Slippery Elm Bark Tea
SLIPPERY ELM BARK TEA -- Daddy went into the mountains and collected some slippery elm bark. The inside of the bark was rather slimy. He cut up the strips of bark with his Case pocket knife and made a tea out of the bark, strained it, and added honey. It tasted a bit earthy, but it did soothe the throat. Unfortunately, you can't drink it 24 hours a day.

I have since learned you can purchase slippery elm bark tea bags at the grocery store or health food store. The one I use is called Throat Coat. I keep some on hand for those times when my throat starts to tickle. It is used regularly by a lot of professional singers.

Potato Soup-Mountain Penicillin
POTATO SOUP FOR ALL THAT AILS YOU -- Any time I felt a bit off, Mom brought out a big pot and started peeling potatoes and onions. When I couldn't keep anything else down, I could usually eat potato soup. It was gentle on an irritated tummy. I suppose it's the Mountain version of the Jewish Penicillin (chicken soup).

Still today, when I don't feel quite right, I yearn for a pot of potato soup.

And yes, I made a bit pot while I was sick. I even had a bowl for lunch today, with a bit of cheese and bacon added.

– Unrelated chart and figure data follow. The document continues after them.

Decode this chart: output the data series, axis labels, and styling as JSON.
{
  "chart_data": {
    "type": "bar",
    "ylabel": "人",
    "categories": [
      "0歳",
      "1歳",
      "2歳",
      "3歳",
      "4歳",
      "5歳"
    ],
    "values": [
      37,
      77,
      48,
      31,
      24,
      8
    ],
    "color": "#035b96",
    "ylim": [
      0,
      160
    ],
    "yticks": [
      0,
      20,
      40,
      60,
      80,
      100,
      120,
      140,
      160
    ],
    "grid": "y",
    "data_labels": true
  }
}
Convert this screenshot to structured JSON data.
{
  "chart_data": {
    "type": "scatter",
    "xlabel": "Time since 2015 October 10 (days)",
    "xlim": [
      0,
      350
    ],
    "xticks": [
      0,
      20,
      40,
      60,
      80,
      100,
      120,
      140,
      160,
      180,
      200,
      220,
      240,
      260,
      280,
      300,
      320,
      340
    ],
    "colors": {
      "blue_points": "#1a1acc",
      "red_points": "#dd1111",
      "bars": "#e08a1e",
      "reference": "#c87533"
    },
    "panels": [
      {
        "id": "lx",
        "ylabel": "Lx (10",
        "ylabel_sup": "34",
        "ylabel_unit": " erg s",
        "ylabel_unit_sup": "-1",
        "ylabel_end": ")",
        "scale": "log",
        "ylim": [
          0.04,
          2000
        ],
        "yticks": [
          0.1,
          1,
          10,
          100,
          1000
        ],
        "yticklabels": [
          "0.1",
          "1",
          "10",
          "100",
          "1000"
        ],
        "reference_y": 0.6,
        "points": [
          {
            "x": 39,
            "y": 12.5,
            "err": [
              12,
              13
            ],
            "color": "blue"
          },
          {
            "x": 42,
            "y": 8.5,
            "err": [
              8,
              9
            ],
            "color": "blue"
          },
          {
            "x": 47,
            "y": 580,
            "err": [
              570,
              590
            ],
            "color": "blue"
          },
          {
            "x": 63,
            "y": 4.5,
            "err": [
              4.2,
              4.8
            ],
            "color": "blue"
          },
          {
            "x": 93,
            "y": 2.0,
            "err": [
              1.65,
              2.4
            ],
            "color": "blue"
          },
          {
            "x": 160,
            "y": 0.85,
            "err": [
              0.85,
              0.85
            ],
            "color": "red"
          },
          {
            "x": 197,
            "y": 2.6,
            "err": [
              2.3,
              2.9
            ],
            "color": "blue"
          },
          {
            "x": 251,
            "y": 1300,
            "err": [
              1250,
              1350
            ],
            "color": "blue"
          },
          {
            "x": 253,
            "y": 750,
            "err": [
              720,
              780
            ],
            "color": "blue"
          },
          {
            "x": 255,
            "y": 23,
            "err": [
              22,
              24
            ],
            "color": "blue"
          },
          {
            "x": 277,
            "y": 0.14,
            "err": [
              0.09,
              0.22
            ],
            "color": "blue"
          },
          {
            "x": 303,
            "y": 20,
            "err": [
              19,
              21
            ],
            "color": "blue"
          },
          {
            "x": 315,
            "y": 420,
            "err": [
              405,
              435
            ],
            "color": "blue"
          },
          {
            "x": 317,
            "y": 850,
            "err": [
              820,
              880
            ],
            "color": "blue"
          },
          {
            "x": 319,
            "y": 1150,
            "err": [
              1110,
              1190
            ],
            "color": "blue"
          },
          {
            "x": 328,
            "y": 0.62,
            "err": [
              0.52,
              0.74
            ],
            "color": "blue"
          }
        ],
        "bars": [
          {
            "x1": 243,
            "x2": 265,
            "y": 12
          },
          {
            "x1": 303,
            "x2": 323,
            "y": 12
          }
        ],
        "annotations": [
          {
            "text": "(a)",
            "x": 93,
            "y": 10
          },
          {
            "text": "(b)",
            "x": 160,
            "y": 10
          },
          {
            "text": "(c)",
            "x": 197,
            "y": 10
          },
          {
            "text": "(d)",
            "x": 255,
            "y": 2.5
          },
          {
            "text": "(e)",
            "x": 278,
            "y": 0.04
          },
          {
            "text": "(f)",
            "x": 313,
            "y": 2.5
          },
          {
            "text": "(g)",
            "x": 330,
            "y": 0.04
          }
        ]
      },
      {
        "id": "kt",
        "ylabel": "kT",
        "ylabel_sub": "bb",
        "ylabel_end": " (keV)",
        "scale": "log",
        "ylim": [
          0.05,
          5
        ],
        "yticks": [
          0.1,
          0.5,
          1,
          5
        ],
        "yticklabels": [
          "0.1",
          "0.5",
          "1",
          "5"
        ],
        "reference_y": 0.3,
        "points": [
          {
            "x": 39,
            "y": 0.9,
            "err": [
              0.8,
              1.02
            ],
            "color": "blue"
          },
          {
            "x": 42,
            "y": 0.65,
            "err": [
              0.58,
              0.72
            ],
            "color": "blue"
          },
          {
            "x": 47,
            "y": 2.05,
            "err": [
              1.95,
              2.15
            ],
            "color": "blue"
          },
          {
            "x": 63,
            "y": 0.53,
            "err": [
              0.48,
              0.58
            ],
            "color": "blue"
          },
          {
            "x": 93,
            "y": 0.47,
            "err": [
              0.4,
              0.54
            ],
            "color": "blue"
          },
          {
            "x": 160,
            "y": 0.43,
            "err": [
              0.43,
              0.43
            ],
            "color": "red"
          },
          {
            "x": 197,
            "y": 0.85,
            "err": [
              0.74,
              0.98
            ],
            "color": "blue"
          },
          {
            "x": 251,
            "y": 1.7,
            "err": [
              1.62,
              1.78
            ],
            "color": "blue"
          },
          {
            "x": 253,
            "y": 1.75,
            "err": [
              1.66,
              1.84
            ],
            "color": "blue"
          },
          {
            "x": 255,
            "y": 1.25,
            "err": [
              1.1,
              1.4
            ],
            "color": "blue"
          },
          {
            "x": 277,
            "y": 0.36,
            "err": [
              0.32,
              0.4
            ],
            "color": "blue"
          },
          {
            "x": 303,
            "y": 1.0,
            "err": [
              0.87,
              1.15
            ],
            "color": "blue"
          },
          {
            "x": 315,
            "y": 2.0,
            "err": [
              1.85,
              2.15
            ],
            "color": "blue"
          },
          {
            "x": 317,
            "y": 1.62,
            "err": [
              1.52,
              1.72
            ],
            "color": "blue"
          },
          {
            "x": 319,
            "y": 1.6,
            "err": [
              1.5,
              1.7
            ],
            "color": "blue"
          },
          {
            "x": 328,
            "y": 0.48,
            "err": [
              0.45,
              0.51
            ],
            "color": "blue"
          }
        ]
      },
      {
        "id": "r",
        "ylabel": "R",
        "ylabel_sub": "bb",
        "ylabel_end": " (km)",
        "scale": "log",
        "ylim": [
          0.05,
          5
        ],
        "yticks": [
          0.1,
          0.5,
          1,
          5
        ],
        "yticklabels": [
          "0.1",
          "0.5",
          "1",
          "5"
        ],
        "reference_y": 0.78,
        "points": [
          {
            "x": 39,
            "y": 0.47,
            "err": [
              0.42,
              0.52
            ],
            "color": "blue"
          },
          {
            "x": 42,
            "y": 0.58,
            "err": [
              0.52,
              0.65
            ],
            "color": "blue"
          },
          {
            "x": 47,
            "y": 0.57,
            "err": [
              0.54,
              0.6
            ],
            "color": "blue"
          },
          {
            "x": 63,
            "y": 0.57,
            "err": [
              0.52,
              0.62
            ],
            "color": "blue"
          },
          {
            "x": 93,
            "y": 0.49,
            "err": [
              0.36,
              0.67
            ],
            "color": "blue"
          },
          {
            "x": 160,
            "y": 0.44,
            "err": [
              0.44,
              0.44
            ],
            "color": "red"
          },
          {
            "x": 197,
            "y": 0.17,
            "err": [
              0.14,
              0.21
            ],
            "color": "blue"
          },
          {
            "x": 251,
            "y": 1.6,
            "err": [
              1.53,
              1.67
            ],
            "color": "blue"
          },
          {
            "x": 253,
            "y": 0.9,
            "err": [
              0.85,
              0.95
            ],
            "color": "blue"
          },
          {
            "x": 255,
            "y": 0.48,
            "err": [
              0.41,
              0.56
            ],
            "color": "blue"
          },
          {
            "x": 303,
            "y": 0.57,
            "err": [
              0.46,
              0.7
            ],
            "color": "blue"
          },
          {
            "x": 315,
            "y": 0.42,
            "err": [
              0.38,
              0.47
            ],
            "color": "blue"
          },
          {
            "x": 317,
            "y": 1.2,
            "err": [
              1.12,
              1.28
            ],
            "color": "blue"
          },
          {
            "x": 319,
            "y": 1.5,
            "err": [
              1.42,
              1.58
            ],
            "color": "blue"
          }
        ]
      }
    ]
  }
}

Guess that means I'm getting better.

Special Brew Mountain Medicine
SPECIAL BREW -- When nothing else has worked, it's time for the special brew. Yep. White Lightnin' medicine will heal anything. Of course, even if it doesn't heal you, you won't care after you take a few doses!

What MOUNTAIN MEDICINE did your parents use to heal you when you were fellin' poorly?

I hope you're fit as a fiddle now and I'd love to hear your stories.